Когда я учился на отделении структурной лингвистики филфака МГУ, мы твердо знали, что язык — живой организм и его носитель всегда прав просто потому, что язык ему родной. Если же статистически заметная часть людей, для которых русский язык родной, начинает говорить «одно кофе», а родителей называет «шнурками», дело словарных кодификаторов маленькое — вписать все это в словари.
Так и поступили редакционные коллегии нашумевших новых словарей, которые этой осенью утвердило Министерство по науке. Раз очень многие (даже у нас в буфете на телевидении) говорят «черное кофе», «дОговор» и «брачащиеся» — так тому и быть.
Проблемы тут две. Русский язык конституционно закреплен в качестве государственного. Его «живость» во внимание не принята, и эксперты комитетов Госдумы правомерно восстают против «брачащихся» в законопроектах. Но это, в конечном счете, их проблемы. Вольно ж было принимать такой закон о языке, что парламенту страны приходится всерьез дебатировать, как же правильно написать в Законе о ВДВ: «парашют» или «парашут».
Но настоящая беда вот где: если включить в нормативные словари все то, «как говорят люди», — надо убрать из них все, чего люди, как правило, НЕ говорят. Но вот лично я на это пойти не могу. Мне безумно жалко слов, которых современный человек не употребляет, употребляет неправильно или вообще не знает. Мне бесконечно жалко неупотребительных слов «откУпорить», «лущить», «пАмятуя» и «буза». И — я грудью стану на защиту «властей предержащих», хотя все вокруг (почти поголовно!) говорят и пишут исключительно «власть придержащие» (то есть такие злыдни, которые на власть уселись, «придерживают» и не дают развиваться демократии).

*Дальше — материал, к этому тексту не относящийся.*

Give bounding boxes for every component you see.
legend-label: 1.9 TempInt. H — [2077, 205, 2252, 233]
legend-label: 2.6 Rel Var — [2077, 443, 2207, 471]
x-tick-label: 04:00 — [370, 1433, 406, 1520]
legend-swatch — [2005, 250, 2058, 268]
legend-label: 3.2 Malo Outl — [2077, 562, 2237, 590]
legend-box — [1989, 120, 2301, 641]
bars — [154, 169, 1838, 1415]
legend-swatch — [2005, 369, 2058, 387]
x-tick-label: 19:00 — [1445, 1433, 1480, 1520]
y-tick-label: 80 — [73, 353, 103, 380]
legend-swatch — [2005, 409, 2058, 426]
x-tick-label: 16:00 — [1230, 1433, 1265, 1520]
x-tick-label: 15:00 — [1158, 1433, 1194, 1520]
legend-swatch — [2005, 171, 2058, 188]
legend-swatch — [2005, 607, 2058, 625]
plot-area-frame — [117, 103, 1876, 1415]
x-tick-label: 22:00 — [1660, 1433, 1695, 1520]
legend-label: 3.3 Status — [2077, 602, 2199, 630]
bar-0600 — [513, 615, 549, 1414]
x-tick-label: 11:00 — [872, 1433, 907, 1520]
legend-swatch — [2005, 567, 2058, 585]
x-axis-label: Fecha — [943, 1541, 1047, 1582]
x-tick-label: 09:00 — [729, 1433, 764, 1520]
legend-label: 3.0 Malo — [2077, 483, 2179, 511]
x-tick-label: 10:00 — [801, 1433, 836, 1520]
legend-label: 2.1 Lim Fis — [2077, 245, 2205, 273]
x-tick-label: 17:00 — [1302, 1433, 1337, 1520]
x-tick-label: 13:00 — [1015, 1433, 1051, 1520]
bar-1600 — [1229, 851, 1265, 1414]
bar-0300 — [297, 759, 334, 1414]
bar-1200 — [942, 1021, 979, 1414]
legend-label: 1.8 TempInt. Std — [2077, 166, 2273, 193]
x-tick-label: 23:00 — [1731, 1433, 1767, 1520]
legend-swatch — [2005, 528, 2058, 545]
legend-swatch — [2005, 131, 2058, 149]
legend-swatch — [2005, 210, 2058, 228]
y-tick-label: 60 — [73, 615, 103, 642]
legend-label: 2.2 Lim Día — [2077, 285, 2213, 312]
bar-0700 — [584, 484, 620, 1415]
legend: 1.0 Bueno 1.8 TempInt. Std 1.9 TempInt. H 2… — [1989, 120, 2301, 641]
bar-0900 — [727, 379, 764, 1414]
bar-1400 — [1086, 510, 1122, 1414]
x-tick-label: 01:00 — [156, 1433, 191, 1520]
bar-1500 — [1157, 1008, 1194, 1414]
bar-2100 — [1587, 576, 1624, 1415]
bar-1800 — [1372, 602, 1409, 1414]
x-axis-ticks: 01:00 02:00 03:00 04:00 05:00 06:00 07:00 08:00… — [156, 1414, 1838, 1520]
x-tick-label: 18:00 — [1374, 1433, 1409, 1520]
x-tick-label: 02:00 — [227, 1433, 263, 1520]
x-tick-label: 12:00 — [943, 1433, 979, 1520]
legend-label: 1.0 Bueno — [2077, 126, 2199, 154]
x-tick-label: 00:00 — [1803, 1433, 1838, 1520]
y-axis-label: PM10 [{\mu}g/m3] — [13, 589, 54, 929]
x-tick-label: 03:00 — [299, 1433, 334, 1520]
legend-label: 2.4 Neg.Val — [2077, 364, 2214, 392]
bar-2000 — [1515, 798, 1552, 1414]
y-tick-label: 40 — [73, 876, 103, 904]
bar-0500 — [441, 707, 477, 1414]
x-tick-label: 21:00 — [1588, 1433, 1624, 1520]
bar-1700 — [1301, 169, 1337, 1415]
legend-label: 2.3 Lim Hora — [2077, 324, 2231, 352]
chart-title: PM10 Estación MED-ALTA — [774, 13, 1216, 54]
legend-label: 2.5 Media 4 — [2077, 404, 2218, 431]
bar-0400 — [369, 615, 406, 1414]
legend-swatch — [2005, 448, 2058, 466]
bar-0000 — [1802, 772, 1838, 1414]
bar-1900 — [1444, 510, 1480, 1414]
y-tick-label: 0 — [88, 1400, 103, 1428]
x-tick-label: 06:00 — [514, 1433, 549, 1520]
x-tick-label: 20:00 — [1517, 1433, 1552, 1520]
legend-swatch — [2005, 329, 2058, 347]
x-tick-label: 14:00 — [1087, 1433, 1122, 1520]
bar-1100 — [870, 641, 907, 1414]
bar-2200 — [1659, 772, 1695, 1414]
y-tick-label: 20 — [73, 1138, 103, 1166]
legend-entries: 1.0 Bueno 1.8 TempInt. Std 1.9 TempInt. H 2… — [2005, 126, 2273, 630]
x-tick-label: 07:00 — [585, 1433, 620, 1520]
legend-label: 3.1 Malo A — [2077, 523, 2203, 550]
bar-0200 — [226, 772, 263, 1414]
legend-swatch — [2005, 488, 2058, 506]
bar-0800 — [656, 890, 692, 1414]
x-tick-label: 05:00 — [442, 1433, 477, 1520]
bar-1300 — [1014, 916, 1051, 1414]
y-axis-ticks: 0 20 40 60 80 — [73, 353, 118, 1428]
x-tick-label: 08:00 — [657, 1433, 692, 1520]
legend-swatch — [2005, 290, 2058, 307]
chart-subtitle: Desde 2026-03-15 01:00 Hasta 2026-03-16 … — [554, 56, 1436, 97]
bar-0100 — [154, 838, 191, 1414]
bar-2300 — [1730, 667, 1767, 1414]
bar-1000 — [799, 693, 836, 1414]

Экстремизм узких специалистов — авторов словарей не учитывает, что языком мы не только разговариваем, читаем на нем книжки и пишем им законы о языке. Язык сохраняет культуру. «Кофе» мужского рода хранит память о слове «кофий». К которому, как известно из Салтыкова-Щедрина, «булки подают». «Черное кофе» о Щедрине уже ничем не напоминает. Плохо ли это? Думаю, да, потому что жалко языку терять свою историческую глубину, которая и есть культура.
Не все студентки православного медицинского училища, которым я преподаю церковнославянский язык, понимают смысл молитвы «Царю Небесный». Некоторые считают, что речь в этой молитве идет о «душе истинной», которая «все, что ни попросишь, исполняет». Наверное, если перевести молитву на русский, они четко уяснят, что на самом деле мы обращаемся к Вездесущему Духу Истины. Только вот исчезнет из «Царя Небесного» причастие настоящего времени «сый», которое связывает эту молитву с греческой надписью на иконописном нимбе Спасителя и со словами, которые сказал Господь Моисею на Синае «Азъ есмь сый» — Сущий. Ведь даже в русском Синодальном переводе в этом месте сохранен славянизм! Без церковнославянского исчезнет из русского православия аромат долгого-долгого неподдельного времени. Исчезнут непонятности и тайны, которые так влекут верующее сердце. И никому уже не будет интересно, что «умные животные», поминаемые в некоторых славянских текстах, — это не собаки, а ангелы («умный» значит «духовный», а «животное» — «существо»).
Впрочем, я могу быть и не прав. Болгарская Церковь, от которой мы когда-то получили церковнославянские книги, служит по-болгарски. Правда, молодежь от этого в храмы не бежит, а храмовые бабушки причащаются в большинстве своем раз в год.
Культура — сложная вещь. Почти такая же сложная, как умение сварить хороший черный кофе.